17. A method for detecting blockage in a heat exchanger, the method comprising: The cooling system is operated in a stable state, and a first set of current operating parameters of the cooling system is recorded as a first set of expected operating parameters, wherein the first set of expected operating parameters includes an indication of a first capacity when the first set of current operating parameters is recorded. Determine the current capacity of the cooling system; The second set of expected operating parameters is calculated at least in part based on the current capacity; A first set of extrapolated expected operating parameters is created by extrapolating the first set of expected operating parameters based at least in part on the difference between the current capacity and the first capacity. Detect the second set of current operating parameters of the cooling system; Compare the second set of current operating parameters with the first set of extrapolated expected operating parameters and the second set of expected operating parameters; and Heat exchanger blockage is identified at least in part based on the comparison.

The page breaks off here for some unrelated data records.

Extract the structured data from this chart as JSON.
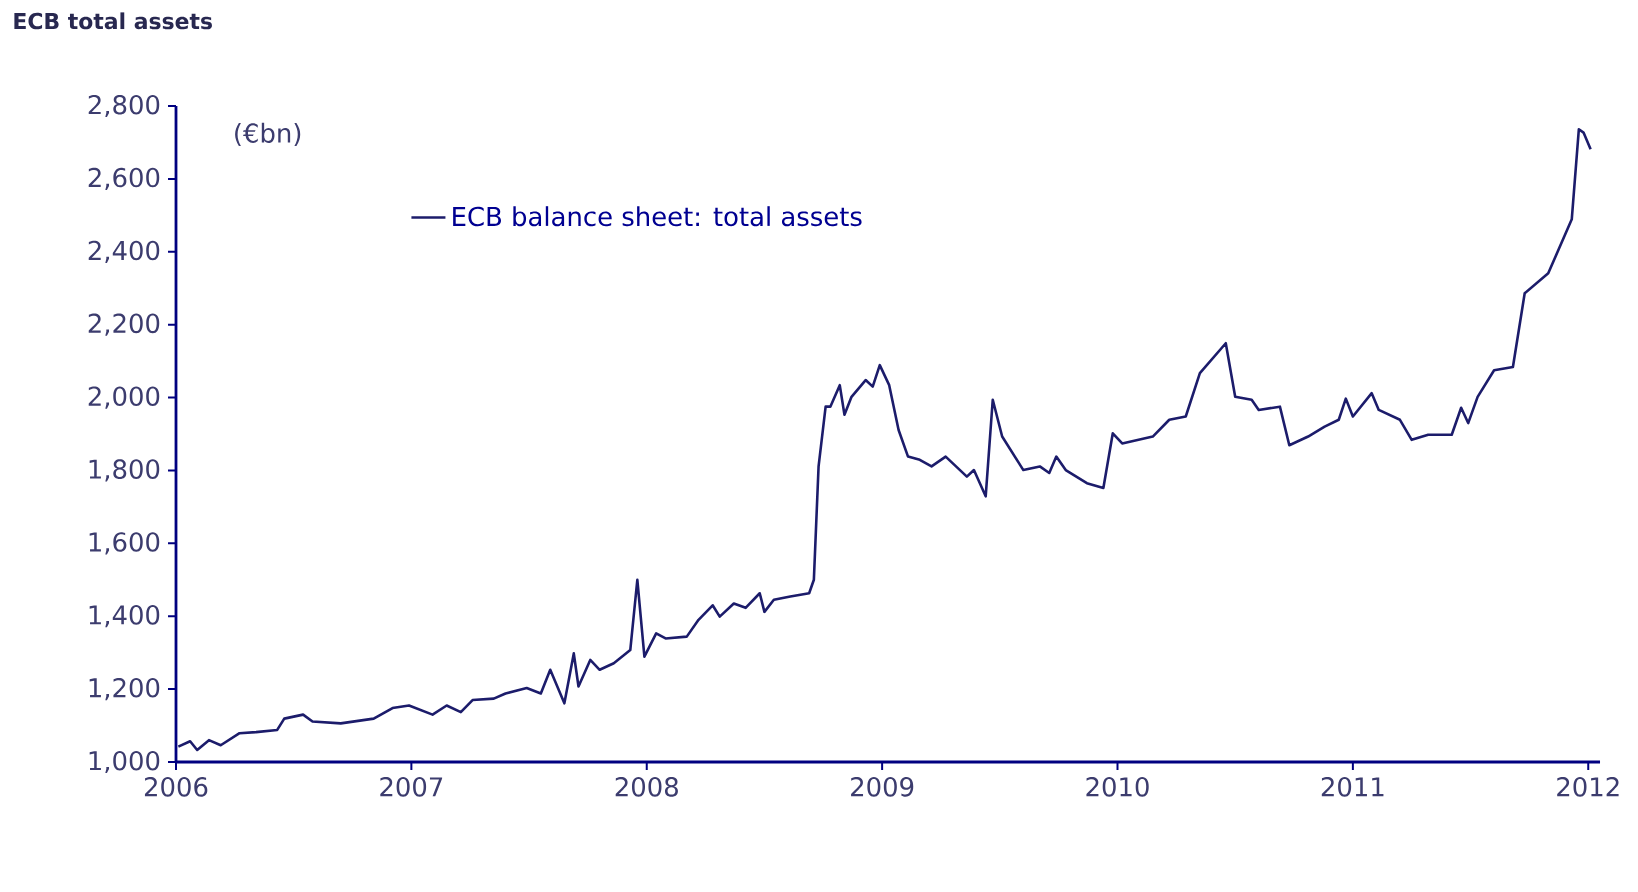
{
  "chart_data": {
    "type": "line",
    "title": "ECB total assets",
    "ylabel": "(€bn)",
    "xlim": [
      2006,
      2012.05
    ],
    "xticks": [
      2006,
      2007,
      2008,
      2009,
      2010,
      2011,
      2012
    ],
    "ylim": [
      1000,
      2800
    ],
    "yticks": [
      {
        "value": 1000,
        "label": "1,000"
      },
      {
        "value": 1200,
        "label": "1,200"
      },
      {
        "value": 1400,
        "label": "1,400"
      },
      {
        "value": 1600,
        "label": "1,600"
      },
      {
        "value": 1800,
        "label": "1,800"
      },
      {
        "value": 2000,
        "label": "2,000"
      },
      {
        "value": 2200,
        "label": "2,200"
      },
      {
        "value": 2400,
        "label": "2,400"
      },
      {
        "value": 2600,
        "label": "2,600"
      },
      {
        "value": 2800,
        "label": "2,800"
      }
    ],
    "grid": false,
    "legend": "top left",
    "marker": "none",
    "line_style": "solid",
    "series": [
      {
        "name": "ECB balance sheet: total assets",
        "color": "#1c1c6b",
        "x": [
          2006.01,
          2006.06,
          2006.09,
          2006.14,
          2006.19,
          2006.27,
          2006.34,
          2006.43,
          2006.46,
          2006.54,
          2006.58,
          2006.7,
          2006.84,
          2006.92,
          2006.99,
          2007.09,
          2007.15,
          2007.21,
          2007.26,
          2007.35,
          2007.4,
          2007.49,
          2007.55,
          2007.59,
          2007.62,
          2007.65,
          2007.69,
          2007.71,
          2007.76,
          2007.8,
          2007.86,
          2007.93,
          2007.96,
          2007.99,
          2008.04,
          2008.08,
          2008.17,
          2008.22,
          2008.28,
          2008.31,
          2008.37,
          2008.42,
          2008.48,
          2008.5,
          2008.54,
          2008.61,
          2008.69,
          2008.71,
          2008.73,
          2008.76,
          2008.78,
          2008.82,
          2008.84,
          2008.87,
          2008.93,
          2008.96,
          2008.99,
          2009.03,
          2009.07,
          2009.11,
          2009.16,
          2009.21,
          2009.27,
          2009.36,
          2009.39,
          2009.44,
          2009.47,
          2009.51,
          2009.6,
          2009.67,
          2009.71,
          2009.74,
          2009.78,
          2009.87,
          2009.94,
          2009.98,
          2010.02,
          2010.15,
          2010.22,
          2010.29,
          2010.35,
          2010.46,
          2010.5,
          2010.57,
          2010.6,
          2010.69,
          2010.73,
          2010.81,
          2010.88,
          2010.94,
          2010.97,
          2011.0,
          2011.08,
          2011.11,
          2011.2,
          2011.25,
          2011.32,
          2011.42,
          2011.46,
          2011.49,
          2011.53,
          2011.6,
          2011.68,
          2011.73,
          2011.83,
          2011.93,
          2011.96,
          2011.98,
          2012.01
        ],
        "values": [
          1042,
          1057,
          1033,
          1060,
          1046,
          1079,
          1082,
          1088,
          1119,
          1130,
          1111,
          1106,
          1119,
          1148,
          1155,
          1130,
          1155,
          1137,
          1170,
          1174,
          1188,
          1203,
          1188,
          1253,
          1207,
          1161,
          1298,
          1207,
          1280,
          1253,
          1271,
          1307,
          1500,
          1289,
          1353,
          1339,
          1344,
          1390,
          1430,
          1399,
          1435,
          1423,
          1463,
          1412,
          1445,
          1454,
          1463,
          1500,
          1811,
          1975,
          1975,
          2034,
          1953,
          2002,
          2048,
          2030,
          2089,
          2034,
          1911,
          1838,
          1829,
          1811,
          1838,
          1783,
          1801,
          1729,
          1994,
          1893,
          1801,
          1811,
          1793,
          1838,
          1801,
          1765,
          1752,
          1902,
          1874,
          1893,
          1939,
          1948,
          2067,
          2149,
          2002,
          1994,
          1966,
          1975,
          1869,
          1893,
          1920,
          1939,
          1997,
          1948,
          2012,
          1966,
          1939,
          1884,
          1898,
          1898,
          1972,
          1930,
          2002,
          2075,
          2084,
          2286,
          2341,
          2489,
          2736,
          2727,
          2681
        ]
      }
    ]
  }
}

18. The method according to claim 17, wherein, The identification includes: determining that the second group of current operating parameters exceeds a first threshold of the first group of extrapolated expected operating parameters, or determining that the second group of current operating parameters exceeds a second threshold of the second group of expected operating parameters.

19. The method of claim 17, wherein, The identification includes: determining that the second group of current operating parameters exceeds a first threshold of the first group of extrapolated expected operating parameters, and determining that the second group of current operating parameters exceeds a second threshold of the second group of expected operating parameters.

20. The method of claim 17, wherein, The identification includes: determining that the second group of current operating parameters exceeds the first group of extrapolated expected operating parameters and the first threshold of the second group of expected operating parameters; determining that the second group of current operating parameters exceeds the second threshold of the first group of extrapolated expected operating parameters; or determining that the second group of current operating parameters exceeds the third threshold of the second group of expected operating parameters, wherein the second threshold is greater than the first threshold and the third threshold is greater than the first threshold.